"MÉFIEZ-VOUS DE LA
CONTREFAÇON"
Rangez
votre cahier de vacances. Optez pour une soirée entre amis.
Les
verres s'enchaînent, à cadence plus ou moins élevée, et vous
prend alors l'envie d'un jeu à la con. Ce sera un quizz ! Les
questions se suivent... Et... Et puis celle-ci :
...
Le premier qui citera le nom d'un élevage de toros portugais :
-
Palha !
-
Palha !
Des
réponses identiques, téléphonées. 98% de chances pour que les
bestiaux actuellement propriétés de Folque de Mendoça soient les
premiers à venir à l'esprit. Au Portugal, cet élevage est le moins
"sorti des sentiers battus". Et à Céret, le dimanche 14
juillet au matin, c'était un lot de Palha...
Déjà,
il y avait de quoi repenser à l'an dernier, lorsque d'inhabituels
organisateurs à Céret avaient désiré monter une corrida de Prieto
de la Cal. A écouter certaines voix dissidentes à ce projet, on
aurait dit qu'un sort allait s'abattre sur les arènes de Céret de
manière impitoyable. De la contrefaçon déversée par litres sur
l'édifice inauguré en 1922 ! Et au final... Une course intéressante
de Prieto !
L'hiver
suivant, l'ADAC annonçait qu'il y aurait un lot de Palha pour Céret
de Toros ! Ce fut un choix, certes controversé, mais un choix quand
même. Il appartenait ensuite à l'aficionado de se rendre ou non à
une telle course. A prendre ou à laisser.
Il
n'empêche que la présence des Palha de Folque de Mendoça à Céret
avait de quoi étonner, car dans l'arène du Vallespir, le Palha
historique, c'est celui de Don Fernando avec ses toros multicolores.

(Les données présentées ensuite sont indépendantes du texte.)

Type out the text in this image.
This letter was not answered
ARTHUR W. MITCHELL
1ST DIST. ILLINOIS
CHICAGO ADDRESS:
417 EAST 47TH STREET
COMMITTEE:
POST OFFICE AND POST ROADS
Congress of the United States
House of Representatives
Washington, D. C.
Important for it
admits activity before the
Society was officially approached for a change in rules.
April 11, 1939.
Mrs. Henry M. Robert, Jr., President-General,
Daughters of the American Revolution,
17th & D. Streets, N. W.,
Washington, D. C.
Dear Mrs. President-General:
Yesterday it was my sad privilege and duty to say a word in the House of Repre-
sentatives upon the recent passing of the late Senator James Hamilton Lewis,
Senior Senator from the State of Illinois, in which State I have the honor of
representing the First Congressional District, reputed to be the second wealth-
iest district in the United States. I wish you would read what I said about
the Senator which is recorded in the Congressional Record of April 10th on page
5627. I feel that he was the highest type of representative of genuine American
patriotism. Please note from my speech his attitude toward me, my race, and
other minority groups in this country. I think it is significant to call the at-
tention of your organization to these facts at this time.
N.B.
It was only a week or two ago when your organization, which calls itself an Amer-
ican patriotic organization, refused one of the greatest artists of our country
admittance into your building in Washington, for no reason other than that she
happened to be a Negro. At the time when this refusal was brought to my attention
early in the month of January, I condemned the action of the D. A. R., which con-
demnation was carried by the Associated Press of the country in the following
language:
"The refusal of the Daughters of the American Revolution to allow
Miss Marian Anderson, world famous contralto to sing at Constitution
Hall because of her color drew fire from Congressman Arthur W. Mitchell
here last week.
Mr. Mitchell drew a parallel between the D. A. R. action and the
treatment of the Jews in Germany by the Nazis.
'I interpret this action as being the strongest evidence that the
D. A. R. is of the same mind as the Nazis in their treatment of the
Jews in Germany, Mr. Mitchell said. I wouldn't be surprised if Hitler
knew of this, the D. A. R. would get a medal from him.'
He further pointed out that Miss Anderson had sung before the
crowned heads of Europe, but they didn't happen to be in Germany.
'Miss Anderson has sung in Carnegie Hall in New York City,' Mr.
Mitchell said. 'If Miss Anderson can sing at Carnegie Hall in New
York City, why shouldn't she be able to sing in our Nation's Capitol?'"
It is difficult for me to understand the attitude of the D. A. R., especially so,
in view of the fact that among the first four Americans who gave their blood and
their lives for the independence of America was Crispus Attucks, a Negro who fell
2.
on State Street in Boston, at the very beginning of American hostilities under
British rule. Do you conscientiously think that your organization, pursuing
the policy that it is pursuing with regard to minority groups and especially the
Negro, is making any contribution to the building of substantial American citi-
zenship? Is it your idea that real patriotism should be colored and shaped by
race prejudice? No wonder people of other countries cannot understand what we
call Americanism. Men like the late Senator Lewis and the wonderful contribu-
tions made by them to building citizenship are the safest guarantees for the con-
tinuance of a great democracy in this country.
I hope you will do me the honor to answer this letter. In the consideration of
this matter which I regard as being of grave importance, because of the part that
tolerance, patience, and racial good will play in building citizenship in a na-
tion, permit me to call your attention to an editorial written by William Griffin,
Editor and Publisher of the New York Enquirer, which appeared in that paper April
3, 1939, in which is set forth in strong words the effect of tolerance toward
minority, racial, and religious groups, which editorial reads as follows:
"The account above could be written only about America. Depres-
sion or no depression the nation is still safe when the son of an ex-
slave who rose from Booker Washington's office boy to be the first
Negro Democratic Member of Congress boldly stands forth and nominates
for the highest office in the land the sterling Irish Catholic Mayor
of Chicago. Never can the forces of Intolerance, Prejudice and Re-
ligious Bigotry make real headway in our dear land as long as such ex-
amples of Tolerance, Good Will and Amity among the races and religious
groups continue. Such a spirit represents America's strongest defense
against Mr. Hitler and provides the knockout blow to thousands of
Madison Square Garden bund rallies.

Le lot de Palha choisi était également une surprise car il y a tant
d'élevages encore inédits au Portugal...
En
fin de compte, les Palha combattus le 14 juillet à Céret n'avaient
rien d'une contrefaçon, il faut le préciser d'emblée. En revanche,
ils étaient à contre-style de l'endroit, c'est une certitude. Le
lot avait été remanié après divers incidents au campo et dans les
corrales.
Plus
terrifiants en photos que dans le ruedo, les pensionnaires du père
Folque étaient bien présentés, proportionnés, et armés. Ils
eurent un certain allant à la pique, en restant malgré tout plus
bravitos que braves, et furent il faut le dire très mal piqués !
On
ressentait au-delà des tiers de piques mal exécutés que l'élevage
de P+ traversait une période de changements, avec une tendance à la
modernité et à la civilisation. Ces dernières années, voir des
toros de Palha, c'était devenu comme une loterie. On ne pouvait
jamais savoir à l'avance ce que cela allait donner. L'imposante et
terrible corrida de Bayonne en 2008 restera un grand souvenir... Si
lointain...
Incombant
à Iván García, Trovoado, le premier Palha de la matinée,
avait tout du toro pour vedettes. D'une noblesse infinie et peu
motorisée, je pensais en le regardant à mon ami David Duran. Cet
hiver, il écrivait en fantasmant son envie de voir Morante de la
Puebla chef de lidia à Céret devant les Palha. Avec ce premier
toro, cela aurait très bien pu être le cas ! C'était un toro pour
Morante ! Mais c'est Iván García qui l'a affronté, longuement...
très longuement.
García
toucha un autre toro permettant de quitter les arènes avec un panier
d'oreilles. Quita-Miedos (littéralement
"qui enlève la peur", ce qui veut tout dire...), le
quatrième, était un Palha lourd, âgé de six ans, bravito en trois
piques diversement dosées, puis d'une grande noblesse. Accusant son
manque de pratique actuelle, le blond García est resté sur le
voyage. Tour de piste imaginaire pour le Palha, tandis que le torero
quittait Céret les mains vides...
Ce
matin-là, Manuel Escribano est passé quasiment inaperçu. On l'a
seulement vu briller le temps d'un violin dans les cornes et d'un
quiebro. Pour le reste, il ne s'éternisa pas face à un premier très
vite éteint et un autre compliqué, brusque et court de charge.
Le
troisième Palha, bas et très armé, désarçonna le picador,
s'avérant ensuite noble et mobile. La faena d'Alberto Aguilar face à
lui aura été plutôt courte, en profitant de la noblesse offerte.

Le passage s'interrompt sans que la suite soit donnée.